One foot on the gas, one foot on the brake with Reverend Erika Allison
Manage episode 301052162 series 2975792
Jo and J.J. welcome Reverend Erika Allison, Queer interfaith minister, speaker, author, and spiritual counselor. Rev. Erika talks about her own experience with conversion therapy, and how harmful it can be, causing long-term effects and even high cases of suicide. She talks about her healing and recovery, and the choice to forgive and let go of anger. Her book, Gay the Pray Away, guides readers on their own journey and can also serve as a powerful resource for someone who has a loved one coming out as a member of the LGBTQ+ community. She, Jo, and J.J. send a message to parents that almost anything can be worked through, and as more structures fall apart, we will welcome people more for who they truly are with open hearts.
Takeaway:
[3:24] Rev. Erika experienced firsthand how critical of an issue mental health is.
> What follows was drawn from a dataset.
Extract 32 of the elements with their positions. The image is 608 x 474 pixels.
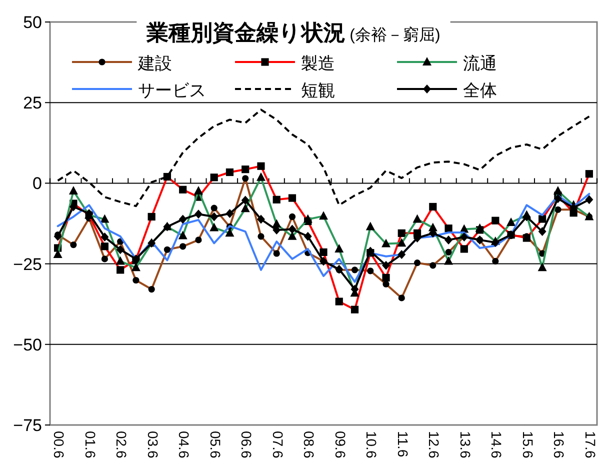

She experienced conversion therapy and the lifelong healing journey that came with it. A staggering statistic is that if you come out of conversion therapy alive, you have a 92% chance of lifetime suicidal ideation. Mental health is something Rev. Erika is committed to working on forever, and her enthusiastic way helps even the most resistant person listen.
[6:49] Conversion therapy is an attempt to change someone’s orientation or gender identity. It can be done for social reasons, religious reasons, and many times it’s out of love and fear on the part of parents and family that the person will go to Hell, etc. This makes it even more confusing, and even though it has been widely discredited by professional mental health and medical organizations, it still goes on today. SOCE (sexual orientation change efforts) believes homosexuality is a curable disease, which can cause a profound amount of harm to an individual.
[11:29] Fear can cause us to lessen the ability to think critically and believe whatever outside authorities tell us. In families worried about their children being queer, they can revert back to believing whatever “the man” tells them. This can mean a religious figure, a doctor, etc.
[12:59] Rev. Erika talks about the long-term implications of her conversion therapy. She thought that because it hadn’t changed her sexual orientation there was no damage done, but she had to do a lot of work on how it affected her level of trust in relationships and the shame that came with the therapy.
[15:19] We tend to think our trauma isn’t as bad or important as someone else’s, but that can hold us back from healing. For Rev. Erika, the more she journaled, the more she tapped into her subconscious mind and saw harmful beliefs and blind spots that were scary, but necessary as part of the work.
[18:34] Jo has always been very academic, and the more work she did, the more she saw her beliefs that her parents telling her to “do her best” meant to her to “be the best”. This put a large amount of pressure and stress on her, feeling as though she was a failure and defective if she wasn’t at the top.
[21:37] Rev. Erika sought out communities that took responsibility for the impact of their intentions, words, and behavior. This is where Buddhism helped, and meditation and mindfulness helped her detach from her thoughts and become more of an observer.
[23:38] Conversion therapy can make someone feel as though they can’t trust themselves or their gut feelings. Rev. Erika saw this clearly when she hired a coach to help her breakthrough professional and personal barriers, and they commented that she had one foot on the gas, and also one foot on the brake. On the one hand, she was forging forward with her work and her message, but at the same time, there was something holding her back, stopping her from stepping completely into her work. On reflection, she realized that she was trying to protect herself from someone saying something or judging her in a way that triggered beliefs she had about herself. She, Jo, and J.J. discuss how triggers are our responsibilities too, and you can only get triggered by something still activated in you. Many times people hate on us because we trigger something in them.
[30:19] Rev. Erika talks about viewing her inner critic as one voice at the conference table. It gets a say and it’s part of what makes her up as a human being, but it doesn’t call the shots. The more we can integrate our inner critic with our other parts, the less we resist it.
[37:12] Our inner critic is just one truth, not THE truth. Each voice has their role, whether they are trying to keep us safe or get us to the next level of life.
[41:35] Through Rev. Erika’s work, she enthusiastically brings the message of self-acceptance into the world. We are now in a time where many systems are crumbling, and while scary, that can be good for shedding the old and stepping into our new more healing and true potential.
[44:31] People like Rev. Erika who have gone through such dramatic trauma and healing can light the way for others.
[47:05] J.J. has an important message for parents whose children come out: queer teen suicide is much higher than you may think. Learning this may be hard for you, but think: would you rather have them alive and queer or face the other option? You can work through almost everything, but you can’t work through suicide.
[49:06] Rev. Erika talks about her decision to let go of anger and forgive. It doesn’t make her story invalid or take away what happened to her but helps her move forward. In her mind, she wrote a letter to herself from her mom’s highest self, and it shifted their relationship completely. Soon after, her mom wrote an email and apologized to her. When you shift things, it instigates an energetic shift from fear to love.